When I think of my dad continuing to smoke after being diagnosed with cancer, I think, "How much self-delusion did he have to swallow to keep smoking? Seriously."
How much? About as much as it has required for me to hit 242 pounds.
I know where the mirrors are in my house, so I haven't looked squarely at myself, naked, for five years. I have also avoided these clothed reflections: the three-quarter view, the profile, and the backside vista. I look wide from the front, sure, but not grotesque, I told myself. If there was any other presentation I just averted my eyes
However, the cruise cabin was filled with mirrors. The nasty type. The ones that catch you by surprise. The ones that make you think, "What is that fat woman doing in my cabin?" and then "Oh my god, that's me."
After catching a particularly unfamiliar side view, I roped Gary into taking a stark look at our weight. We faced each other so we were in profile in the big cabin mirror.
He lifted his shirt over his belly. I lifted my shirt over my belly.
I immediately realized the Boob-Belly Protrusion Ratio was not acceptable. Viewed from above, the rise of my belly seems to recede behind the nearer breast landscape, but viewed from the side I could see my bosom no longer enters the room first.
"Gah!" I said. Then I realized my belly was still in its natural semi-sucked-in state.
I let my belly sag.
And then I filled my belly with air so it would pooch out as much as possible, and then shortly after that I was in tears.
And that's why we've both begun new eating habits. I now realize that I have a certain level of ugly I can accept, and up till the confrontation with the mirror I thought I was on the edge of unacceptable. On top of that, my age puts me on the verge of wrinkles. (I've looked critically in the mirror and have seen several lines and gouges but only one wrinkle.) The wrinkles will keep me from looking too good. The wrinkles plus the fat will push me into an unacceptable level of ugly. I can't control the wrinkles: I can control the fat.

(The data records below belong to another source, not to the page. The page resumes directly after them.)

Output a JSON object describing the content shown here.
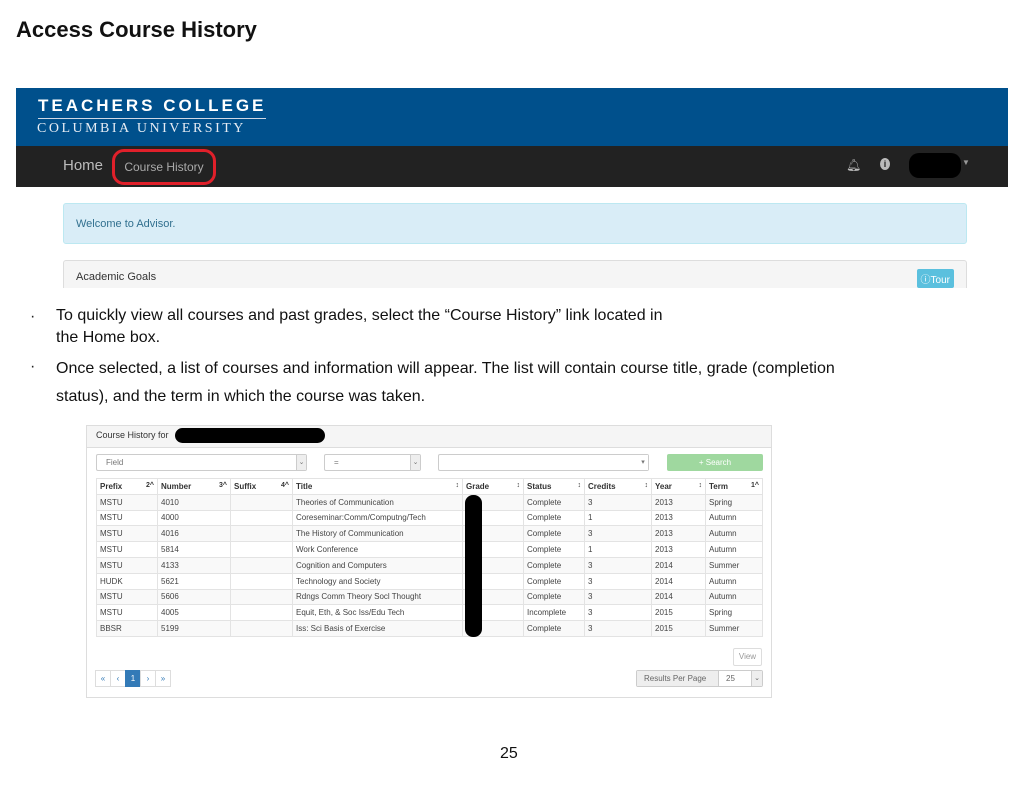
{
  "title": "Access Course History",
  "app": {
    "logo_line1": "TEACHERS COLLEGE",
    "logo_line2": "COLUMBIA UNIVERSITY",
    "nav_home": "Home",
    "nav_course_history": "Course History",
    "welcome": "Welcome to Advisor.",
    "academic_goals": "Academic Goals",
    "tour": "Tour",
    "highlight_color": "#e0202a"
  },
  "bullets": [
    {
      "line1": "To quickly view all courses and past grades, select the “Course History” link located in",
      "line2": "the Home  box."
    },
    {
      "line1": "Once selected, a list of courses and information will appear. The list will contain course title, grade (completion",
      "line2": "status), and the  term in which the course was taken."
    }
  ],
  "course_history": {
    "heading": "Course History for",
    "field_placeholder": "Field",
    "operator": "=",
    "search": "+ Search",
    "columns": [
      {
        "label": "Prefix",
        "sort": "2^"
      },
      {
        "label": "Number",
        "sort": "3^"
      },
      {
        "label": "Suffix",
        "sort": "4^"
      },
      {
        "label": "Title",
        "sort": "↕"
      },
      {
        "label": "Grade",
        "sort": "↕"
      },
      {
        "label": "Status",
        "sort": "↕"
      },
      {
        "label": "Credits",
        "sort": "↕"
      },
      {
        "label": "Year",
        "sort": "↕"
      },
      {
        "label": "Term",
        "sort": "1^"
      }
    ],
    "rows": [
      [
        "MSTU",
        "4010",
        "",
        "Theories of Communication",
        "",
        "Complete",
        "3",
        "2013",
        "Spring"
      ],
      [
        "MSTU",
        "4000",
        "",
        "Coreseminar:Comm/Computng/Tech",
        "",
        "Complete",
        "1",
        "2013",
        "Autumn"
      ],
      [
        "MSTU",
        "4016",
        "",
        "The History of Communication",
        "",
        "Complete",
        "3",
        "2013",
        "Autumn"
      ],
      [
        "MSTU",
        "5814",
        "",
        "Work Conference",
        "",
        "Complete",
        "1",
        "2013",
        "Autumn"
      ],
      [
        "MSTU",
        "4133",
        "",
        "Cognition and Computers",
        "",
        "Complete",
        "3",
        "2014",
        "Summer"
      ],
      [
        "HUDK",
        "5621",
        "",
        "Technology and Society",
        "",
        "Complete",
        "3",
        "2014",
        "Autumn"
      ],
      [
        "MSTU",
        "5606",
        "",
        "Rdngs Comm Theory Socl Thought",
        "",
        "Complete",
        "3",
        "2014",
        "Autumn"
      ],
      [
        "MSTU",
        "4005",
        "",
        "Equit, Eth, & Soc Iss/Edu Tech",
        "",
        "Incomplete",
        "3",
        "2015",
        "Spring"
      ],
      [
        "BBSR",
        "5199",
        "",
        "Iss: Sci Basis of Exercise",
        "",
        "Complete",
        "3",
        "2015",
        "Summer"
      ]
    ],
    "view": "View",
    "pager": [
      "«",
      "‹",
      "1",
      "›",
      "»"
    ],
    "results_per_page_label": "Results Per Page",
    "results_per_page": "25"
  },
  "page_number": "25"
}
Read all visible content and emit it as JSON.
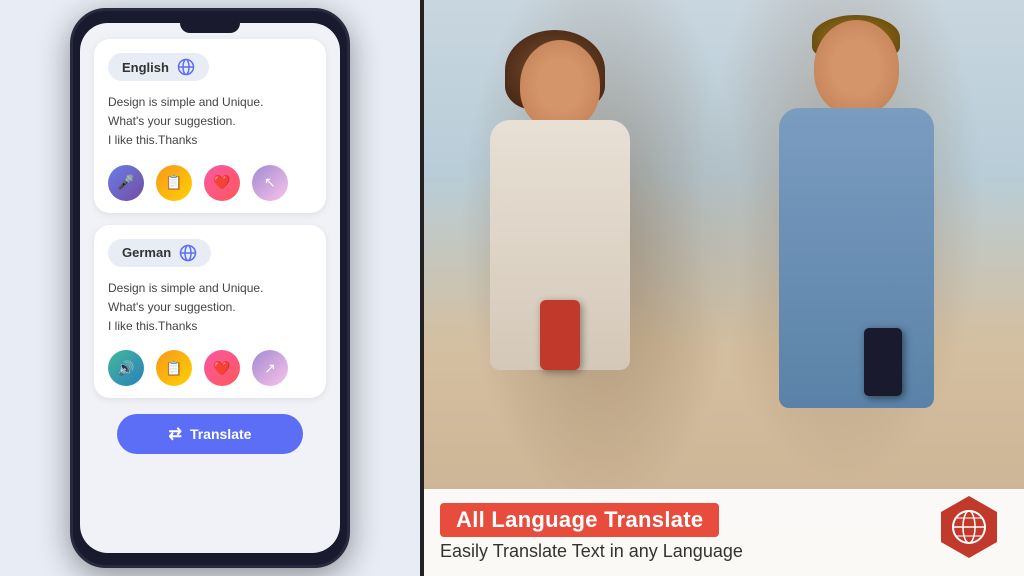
{
  "app": {
    "title": "All Language Translate"
  },
  "left_panel": {
    "bg_color": "#e8ecf5"
  },
  "phone": {
    "card1": {
      "language": "English",
      "text_line1": "Design is simple and Unique.",
      "text_line2": "What's your suggestion.",
      "text_line3": "I like this.Thanks"
    },
    "card2": {
      "language": "German",
      "text_line1": "Design is simple and Unique.",
      "text_line2": "What's your suggestion.",
      "text_line3": "I like this.Thanks"
    },
    "translate_btn": "Translate"
  },
  "right_panel": {
    "banner": {
      "title": "All Language Translate",
      "subtitle": "Easily Translate Text in any  Language"
    }
  },
  "icons": {
    "globe": "🌐",
    "mic": "🎤",
    "copy": "📋",
    "heart": "❤️",
    "share": "🔗",
    "volume": "🔊",
    "translate_icon": "⇄"
  }
}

I had other things during the cruise that shot down my self-image. First, my black rubber shoes turned my feet black after I wore them into the Atlantic. We puzzled over what had happened until Gary came up with a theory. He announced that "the emulsifiers dumped into the ocean to control the BP Deepwater Horizon oil spill have acted on the petroleum-based rubber shoes and the are disintegrating." It was a good theory, but internet research on my rubber shoes revealed they are actually leather. Gary's called them my rubber shoes so long I forgot what they were. Its been two weeks and the edge of my heels are still black. The shoes are an acceptable level of ugly: sort of a mottled grey.
I was ugly from toe to top because my hair reacted to the humidity as you'd expect: every hair curled onto itself and I looked like I was wearing a poodle skullcap. "I have PubeHead!" I complained one morning.
The worst was color day.
One day had been assigned "color day" in which each section of the boat had to wear certain assigned colors. The upper decks were red, and the red team did not give one solitary fuck about wearing their colors, except for perhaps the red bandannas the cruise organizers gave us for free.
I thought about wearing my red bandana over my hair, but I figured I couldn't pull it off. I still had it in my hands when I went out to the hall.
Migdalia, the towel folder for our room, wanted to know why we were not wearing our red. I weakly held up my bandana, which she took and said, "Here, I do your hair like black girl."
Awesome. Because white girl had not been working out for me. She wrapped my head into a tiny Aunt Jemima peak.
So, if I had been in the cabin I could have caught a glance at my appearance from bottom to top: black feet, thick legs, huge belly, breasts dwarfed by said belly, tiny peahead swathed in a red bandana with a tuft of poodle hair peeking out of the top. Not an acceptable level of ugly. Things must change.